O Dr. Leo, rodeado de polícias, olha para o homem à sua frente e pergunta- -lhe o nome. Silêncio. O Dr. Leo avança para o detido, soltando palavrões de afrontamento. De repente, sente um punho na cara. Estatela-se. O prisioneiro havia feito o que ninguém ousara fazer até então: resistiu e atacou a murro. Levou porrada da grossa logo ali. Depois, durante anos, levou no corpo e no espírito, com toda a imaginação dos torcionários brasileiros – do "pau de arara" à "cadeira do dragão", da panóplia de choques eléctricos às agressões psicológicas. O Dr. Leo foi um dos maiores torturadores da ditadura brasileira, nos idos de 60 e 70. O resistente chama-se Alípio de Freitas, padre português de Bragança, revolucionário no Brasil, no México, em Cuba, em Angola e Moçambique. Alípio conheceu Pablo Neruda, "Che" Guevara, a Passionária e outras figuras da luta contra ditaduras. Mas conheceu sobretudo os camponeses dos nordestes de Portugal e do Brasil, os operários do Rio e São Paulo, os detidos de delito comum da Ilha Grande e de vários outros presídios brasileiros. Ele que conviveu na prisão com um dos fundadores do ‘Comando Vermelho’, William da Silva Lima, antes de o grupo se ter dedicado ao tráfico de droga. William, resistente à força, que ainda hoje fala de Alípio e da vida com uma profunda lucidez moral e política.
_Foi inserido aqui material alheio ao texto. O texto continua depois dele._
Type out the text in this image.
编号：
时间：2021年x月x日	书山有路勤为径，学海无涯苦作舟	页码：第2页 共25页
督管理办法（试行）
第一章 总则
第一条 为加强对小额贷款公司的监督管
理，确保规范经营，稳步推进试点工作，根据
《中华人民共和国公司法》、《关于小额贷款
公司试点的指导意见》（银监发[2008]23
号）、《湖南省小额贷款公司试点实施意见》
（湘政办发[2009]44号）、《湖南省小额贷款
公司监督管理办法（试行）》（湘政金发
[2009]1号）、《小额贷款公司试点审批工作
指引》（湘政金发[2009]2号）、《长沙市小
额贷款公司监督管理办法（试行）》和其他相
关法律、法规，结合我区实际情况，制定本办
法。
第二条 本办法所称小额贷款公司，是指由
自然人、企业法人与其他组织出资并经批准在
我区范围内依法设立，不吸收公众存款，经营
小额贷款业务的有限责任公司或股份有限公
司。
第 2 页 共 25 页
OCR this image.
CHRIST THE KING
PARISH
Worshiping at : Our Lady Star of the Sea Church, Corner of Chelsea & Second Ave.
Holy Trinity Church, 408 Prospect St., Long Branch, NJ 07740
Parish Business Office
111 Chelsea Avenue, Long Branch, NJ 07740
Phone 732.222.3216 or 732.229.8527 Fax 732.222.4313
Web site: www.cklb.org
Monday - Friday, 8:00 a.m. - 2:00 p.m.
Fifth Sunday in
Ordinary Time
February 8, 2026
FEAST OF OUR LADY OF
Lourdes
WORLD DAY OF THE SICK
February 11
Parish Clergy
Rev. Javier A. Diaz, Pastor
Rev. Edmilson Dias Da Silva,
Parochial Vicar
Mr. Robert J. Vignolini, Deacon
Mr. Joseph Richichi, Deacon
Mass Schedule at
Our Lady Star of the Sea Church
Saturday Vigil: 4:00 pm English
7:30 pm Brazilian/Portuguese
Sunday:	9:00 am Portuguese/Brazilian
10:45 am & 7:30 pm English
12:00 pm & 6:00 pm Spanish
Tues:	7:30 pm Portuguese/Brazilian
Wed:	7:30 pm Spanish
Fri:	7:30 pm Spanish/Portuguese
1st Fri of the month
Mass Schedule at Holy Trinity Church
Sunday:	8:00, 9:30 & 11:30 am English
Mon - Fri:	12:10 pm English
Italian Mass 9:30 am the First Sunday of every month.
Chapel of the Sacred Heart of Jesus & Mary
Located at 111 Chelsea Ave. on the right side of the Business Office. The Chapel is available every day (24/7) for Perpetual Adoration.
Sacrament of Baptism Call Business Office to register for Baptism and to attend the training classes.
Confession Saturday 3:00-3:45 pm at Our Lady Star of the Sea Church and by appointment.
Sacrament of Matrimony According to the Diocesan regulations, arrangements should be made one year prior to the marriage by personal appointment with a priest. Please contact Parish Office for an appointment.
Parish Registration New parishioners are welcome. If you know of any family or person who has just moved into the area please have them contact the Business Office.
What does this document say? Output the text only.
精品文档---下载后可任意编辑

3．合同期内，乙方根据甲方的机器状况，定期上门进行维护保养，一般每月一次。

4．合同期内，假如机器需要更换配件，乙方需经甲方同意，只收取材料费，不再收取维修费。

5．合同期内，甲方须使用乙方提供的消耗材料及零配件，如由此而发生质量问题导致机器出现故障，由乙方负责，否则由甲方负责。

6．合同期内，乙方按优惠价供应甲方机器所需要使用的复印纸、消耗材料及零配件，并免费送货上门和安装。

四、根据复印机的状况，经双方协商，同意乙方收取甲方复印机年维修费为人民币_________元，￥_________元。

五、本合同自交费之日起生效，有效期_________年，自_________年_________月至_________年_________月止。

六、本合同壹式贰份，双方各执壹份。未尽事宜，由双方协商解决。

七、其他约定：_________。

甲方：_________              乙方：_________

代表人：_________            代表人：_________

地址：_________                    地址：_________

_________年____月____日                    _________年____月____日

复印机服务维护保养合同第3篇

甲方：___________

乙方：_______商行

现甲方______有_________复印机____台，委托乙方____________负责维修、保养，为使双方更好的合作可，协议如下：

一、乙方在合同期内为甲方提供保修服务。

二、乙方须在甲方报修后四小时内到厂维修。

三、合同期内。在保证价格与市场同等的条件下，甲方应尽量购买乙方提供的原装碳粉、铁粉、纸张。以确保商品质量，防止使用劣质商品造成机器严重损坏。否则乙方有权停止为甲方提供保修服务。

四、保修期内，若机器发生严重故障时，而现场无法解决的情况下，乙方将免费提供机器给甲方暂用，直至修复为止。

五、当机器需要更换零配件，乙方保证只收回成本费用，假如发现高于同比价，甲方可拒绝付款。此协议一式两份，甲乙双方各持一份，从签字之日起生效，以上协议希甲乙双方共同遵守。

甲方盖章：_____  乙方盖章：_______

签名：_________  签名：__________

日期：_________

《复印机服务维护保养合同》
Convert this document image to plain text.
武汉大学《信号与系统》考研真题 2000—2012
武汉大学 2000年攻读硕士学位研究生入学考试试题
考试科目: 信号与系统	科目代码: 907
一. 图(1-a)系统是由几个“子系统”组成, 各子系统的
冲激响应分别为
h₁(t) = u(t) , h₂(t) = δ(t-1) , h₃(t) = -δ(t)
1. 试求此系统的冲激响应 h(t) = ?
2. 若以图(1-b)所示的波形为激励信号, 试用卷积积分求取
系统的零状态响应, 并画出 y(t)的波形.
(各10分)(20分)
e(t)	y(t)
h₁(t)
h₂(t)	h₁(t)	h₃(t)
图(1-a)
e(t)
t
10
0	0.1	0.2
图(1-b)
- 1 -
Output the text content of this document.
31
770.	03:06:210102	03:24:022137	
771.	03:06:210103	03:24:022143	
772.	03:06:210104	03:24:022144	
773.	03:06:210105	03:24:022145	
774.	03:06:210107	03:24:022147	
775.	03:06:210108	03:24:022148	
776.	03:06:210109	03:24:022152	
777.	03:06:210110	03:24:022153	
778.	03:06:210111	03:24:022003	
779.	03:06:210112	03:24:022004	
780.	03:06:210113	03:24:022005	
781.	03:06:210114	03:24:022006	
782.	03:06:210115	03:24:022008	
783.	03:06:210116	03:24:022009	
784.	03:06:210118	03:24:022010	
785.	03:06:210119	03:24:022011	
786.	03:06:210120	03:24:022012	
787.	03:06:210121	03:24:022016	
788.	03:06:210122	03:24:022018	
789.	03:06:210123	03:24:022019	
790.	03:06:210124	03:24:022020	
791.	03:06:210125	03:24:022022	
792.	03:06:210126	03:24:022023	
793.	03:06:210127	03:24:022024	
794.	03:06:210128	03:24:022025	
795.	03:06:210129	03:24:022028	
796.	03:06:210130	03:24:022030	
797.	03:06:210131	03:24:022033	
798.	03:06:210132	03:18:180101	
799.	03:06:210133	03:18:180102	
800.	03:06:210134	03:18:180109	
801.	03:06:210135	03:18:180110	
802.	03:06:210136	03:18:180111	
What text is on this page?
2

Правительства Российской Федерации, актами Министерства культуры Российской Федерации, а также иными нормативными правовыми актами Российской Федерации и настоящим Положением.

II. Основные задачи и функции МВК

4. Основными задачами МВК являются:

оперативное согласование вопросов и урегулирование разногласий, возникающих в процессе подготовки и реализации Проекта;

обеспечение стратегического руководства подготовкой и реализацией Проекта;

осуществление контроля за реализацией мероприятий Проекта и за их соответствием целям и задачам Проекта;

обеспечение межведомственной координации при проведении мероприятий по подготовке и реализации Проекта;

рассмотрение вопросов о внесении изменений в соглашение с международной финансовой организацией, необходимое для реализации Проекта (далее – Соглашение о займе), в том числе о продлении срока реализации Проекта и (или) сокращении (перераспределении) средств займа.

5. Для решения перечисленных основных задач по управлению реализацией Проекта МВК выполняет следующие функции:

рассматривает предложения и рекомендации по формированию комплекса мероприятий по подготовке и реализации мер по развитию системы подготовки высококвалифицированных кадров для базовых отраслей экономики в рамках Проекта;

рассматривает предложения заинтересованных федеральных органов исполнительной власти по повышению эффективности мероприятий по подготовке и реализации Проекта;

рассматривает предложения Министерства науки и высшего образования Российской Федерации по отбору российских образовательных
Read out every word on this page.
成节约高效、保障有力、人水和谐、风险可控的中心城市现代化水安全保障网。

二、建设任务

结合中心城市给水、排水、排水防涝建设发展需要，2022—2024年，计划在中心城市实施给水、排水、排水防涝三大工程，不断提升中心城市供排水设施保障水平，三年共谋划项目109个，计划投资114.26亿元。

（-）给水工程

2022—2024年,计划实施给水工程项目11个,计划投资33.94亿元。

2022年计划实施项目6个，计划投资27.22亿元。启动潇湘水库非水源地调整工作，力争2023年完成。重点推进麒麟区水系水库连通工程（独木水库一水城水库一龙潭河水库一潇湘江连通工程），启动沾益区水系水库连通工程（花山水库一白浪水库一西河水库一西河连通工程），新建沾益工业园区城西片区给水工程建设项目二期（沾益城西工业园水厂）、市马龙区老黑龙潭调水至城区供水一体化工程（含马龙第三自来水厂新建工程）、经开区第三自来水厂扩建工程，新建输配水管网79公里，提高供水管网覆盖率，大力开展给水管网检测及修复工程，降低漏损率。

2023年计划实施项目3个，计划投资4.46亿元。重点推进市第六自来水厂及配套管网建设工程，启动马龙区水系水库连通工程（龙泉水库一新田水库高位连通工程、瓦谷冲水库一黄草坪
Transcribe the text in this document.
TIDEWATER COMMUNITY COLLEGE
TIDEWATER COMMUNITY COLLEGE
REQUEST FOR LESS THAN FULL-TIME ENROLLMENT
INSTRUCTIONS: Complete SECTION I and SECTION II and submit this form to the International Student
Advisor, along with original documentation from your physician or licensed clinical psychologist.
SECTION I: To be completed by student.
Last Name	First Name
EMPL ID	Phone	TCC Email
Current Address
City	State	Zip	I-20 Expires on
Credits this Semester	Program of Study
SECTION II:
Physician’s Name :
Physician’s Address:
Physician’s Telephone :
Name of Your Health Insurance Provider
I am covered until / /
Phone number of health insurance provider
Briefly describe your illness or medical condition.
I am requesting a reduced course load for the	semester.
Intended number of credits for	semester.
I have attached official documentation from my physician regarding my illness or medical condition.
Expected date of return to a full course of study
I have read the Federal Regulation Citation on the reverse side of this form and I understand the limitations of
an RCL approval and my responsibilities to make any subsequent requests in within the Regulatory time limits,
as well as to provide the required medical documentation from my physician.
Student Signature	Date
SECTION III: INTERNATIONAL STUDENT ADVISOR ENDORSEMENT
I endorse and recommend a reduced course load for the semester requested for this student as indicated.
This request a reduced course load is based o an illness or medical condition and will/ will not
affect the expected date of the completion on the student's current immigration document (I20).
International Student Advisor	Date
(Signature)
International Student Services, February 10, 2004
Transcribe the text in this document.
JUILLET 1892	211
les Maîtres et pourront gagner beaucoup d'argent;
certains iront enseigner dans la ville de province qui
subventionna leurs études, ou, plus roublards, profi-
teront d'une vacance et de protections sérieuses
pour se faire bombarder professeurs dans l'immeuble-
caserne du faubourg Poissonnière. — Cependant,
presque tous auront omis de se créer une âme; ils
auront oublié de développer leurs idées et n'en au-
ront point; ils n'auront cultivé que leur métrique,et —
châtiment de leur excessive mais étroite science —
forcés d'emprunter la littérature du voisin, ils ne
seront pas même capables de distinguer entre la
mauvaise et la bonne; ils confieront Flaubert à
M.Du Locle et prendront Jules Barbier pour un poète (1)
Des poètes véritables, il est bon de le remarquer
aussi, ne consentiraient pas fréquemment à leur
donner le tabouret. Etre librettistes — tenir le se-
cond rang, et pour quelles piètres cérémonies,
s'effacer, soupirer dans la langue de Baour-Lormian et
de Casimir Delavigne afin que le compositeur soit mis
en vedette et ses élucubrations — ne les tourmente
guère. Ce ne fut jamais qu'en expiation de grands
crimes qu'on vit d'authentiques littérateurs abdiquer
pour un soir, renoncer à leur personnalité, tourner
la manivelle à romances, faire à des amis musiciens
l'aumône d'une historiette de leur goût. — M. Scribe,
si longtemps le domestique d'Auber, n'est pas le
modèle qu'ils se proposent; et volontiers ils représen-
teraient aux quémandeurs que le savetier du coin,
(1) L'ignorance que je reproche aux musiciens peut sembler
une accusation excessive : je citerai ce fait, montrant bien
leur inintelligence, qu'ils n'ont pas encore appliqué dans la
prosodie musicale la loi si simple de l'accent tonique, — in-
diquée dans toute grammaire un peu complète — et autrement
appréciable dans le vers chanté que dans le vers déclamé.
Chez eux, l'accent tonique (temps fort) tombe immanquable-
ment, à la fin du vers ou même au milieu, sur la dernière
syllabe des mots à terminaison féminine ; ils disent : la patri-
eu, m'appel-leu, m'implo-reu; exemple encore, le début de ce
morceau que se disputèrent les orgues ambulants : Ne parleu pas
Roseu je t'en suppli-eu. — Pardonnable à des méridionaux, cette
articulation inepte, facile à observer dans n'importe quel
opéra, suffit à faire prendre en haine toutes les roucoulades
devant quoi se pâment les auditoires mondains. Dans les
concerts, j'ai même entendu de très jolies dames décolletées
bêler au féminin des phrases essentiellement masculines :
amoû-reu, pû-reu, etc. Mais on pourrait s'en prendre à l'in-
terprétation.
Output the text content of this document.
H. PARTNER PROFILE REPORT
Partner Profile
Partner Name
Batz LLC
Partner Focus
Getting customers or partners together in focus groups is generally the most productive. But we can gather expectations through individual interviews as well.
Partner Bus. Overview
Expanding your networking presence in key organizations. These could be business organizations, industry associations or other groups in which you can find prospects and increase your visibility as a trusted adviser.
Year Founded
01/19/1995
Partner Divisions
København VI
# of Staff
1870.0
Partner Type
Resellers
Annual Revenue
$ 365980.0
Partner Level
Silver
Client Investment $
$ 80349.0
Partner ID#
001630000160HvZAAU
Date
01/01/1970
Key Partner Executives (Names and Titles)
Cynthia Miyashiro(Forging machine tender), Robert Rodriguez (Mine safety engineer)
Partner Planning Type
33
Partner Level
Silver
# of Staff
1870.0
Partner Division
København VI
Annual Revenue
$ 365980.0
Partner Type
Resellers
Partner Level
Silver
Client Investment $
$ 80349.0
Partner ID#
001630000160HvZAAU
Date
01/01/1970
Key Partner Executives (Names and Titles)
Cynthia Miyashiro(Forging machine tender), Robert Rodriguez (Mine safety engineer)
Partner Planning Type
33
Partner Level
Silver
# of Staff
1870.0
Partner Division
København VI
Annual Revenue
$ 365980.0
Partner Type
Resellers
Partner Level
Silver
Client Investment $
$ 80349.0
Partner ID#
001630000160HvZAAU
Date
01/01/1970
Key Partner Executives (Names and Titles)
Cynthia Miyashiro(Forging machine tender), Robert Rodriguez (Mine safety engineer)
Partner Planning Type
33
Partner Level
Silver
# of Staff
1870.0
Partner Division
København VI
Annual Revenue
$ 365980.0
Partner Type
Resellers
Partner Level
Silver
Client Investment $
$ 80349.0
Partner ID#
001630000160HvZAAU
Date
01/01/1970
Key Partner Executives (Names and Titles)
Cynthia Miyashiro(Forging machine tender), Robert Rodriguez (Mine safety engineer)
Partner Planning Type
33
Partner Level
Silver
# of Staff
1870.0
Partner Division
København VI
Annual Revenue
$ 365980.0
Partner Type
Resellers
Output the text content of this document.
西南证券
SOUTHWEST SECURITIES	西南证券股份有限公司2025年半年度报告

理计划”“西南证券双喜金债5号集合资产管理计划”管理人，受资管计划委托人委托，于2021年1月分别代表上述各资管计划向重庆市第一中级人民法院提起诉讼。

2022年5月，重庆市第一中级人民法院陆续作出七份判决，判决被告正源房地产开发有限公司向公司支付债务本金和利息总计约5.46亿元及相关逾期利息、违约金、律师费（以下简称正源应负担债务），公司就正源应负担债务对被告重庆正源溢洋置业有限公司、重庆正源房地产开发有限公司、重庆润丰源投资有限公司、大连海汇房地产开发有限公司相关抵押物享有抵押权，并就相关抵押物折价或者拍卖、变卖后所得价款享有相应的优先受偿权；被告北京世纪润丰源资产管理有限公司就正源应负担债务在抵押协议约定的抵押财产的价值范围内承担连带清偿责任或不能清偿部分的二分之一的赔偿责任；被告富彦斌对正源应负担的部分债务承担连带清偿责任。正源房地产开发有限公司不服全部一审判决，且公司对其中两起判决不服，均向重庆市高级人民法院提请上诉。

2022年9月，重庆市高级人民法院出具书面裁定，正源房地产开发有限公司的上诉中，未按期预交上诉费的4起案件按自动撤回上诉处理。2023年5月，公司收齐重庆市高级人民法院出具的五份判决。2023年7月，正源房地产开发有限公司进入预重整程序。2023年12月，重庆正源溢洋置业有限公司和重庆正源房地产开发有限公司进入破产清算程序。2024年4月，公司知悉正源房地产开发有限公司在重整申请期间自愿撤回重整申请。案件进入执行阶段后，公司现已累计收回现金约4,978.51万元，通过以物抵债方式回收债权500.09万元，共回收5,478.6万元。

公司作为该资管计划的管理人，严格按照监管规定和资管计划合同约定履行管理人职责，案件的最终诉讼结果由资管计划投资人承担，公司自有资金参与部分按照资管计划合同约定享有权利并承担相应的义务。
Alípio esteve preso entre 1970 e 1980. Foi dos presos políticos mais torturados de sempre. Mas sempre se virou aos seus torturadores, até que o obrigavam a desfalecer. No cárcere, a meio da década de 70, não imaginava sequer que Zeca Afonso lhe havia dedicado um poema/canção: "Baía de Guanabara/Santa Cruz na fortaleza/Está preso Alípio de Freitas/Homem de grande firmeza." Alípio é um mito. Mais do que isso: é um resistente sem medo. Melhor do que isso: está vivo e lúcido. Tem 87 anos e vive entre os Olivais lisboetas e o Alvito alentejano. Incomoda-o ter perdido a visão ocular, mas chateia-o muito mais o medo que se instalou em muitas cabeças de Portugal e do Brasil. No último domingo, na RTP 2, foi apresentado o documentário "A Causa e a Sombra", de Tiago Afonso, sobre Alípio de Freitas. Documento histórico, 95 minutos que ajudam a que se escreva e perceba a História. Segundo as audiências, umas 50 mil pessoas viram o documentário. Porque a vida vai escorrendo assim, algures por entre os futebóis e as novelas, a esmagadora maioria dos espectadores, quase 3 milhões, estava a ver ‘A Quinta’, a novela ‘Poderosas’ ou os duvidosos talentos de ‘The Voice Portugal’.
Quem se ficou por entre as causas e as sombras terá percebido que Alípio, quase cego, ainda consegue ver muito longe. Alípio, que sentiu na pele que o medo, ao invés do que muitos pensam, raramente é bom conselheiro.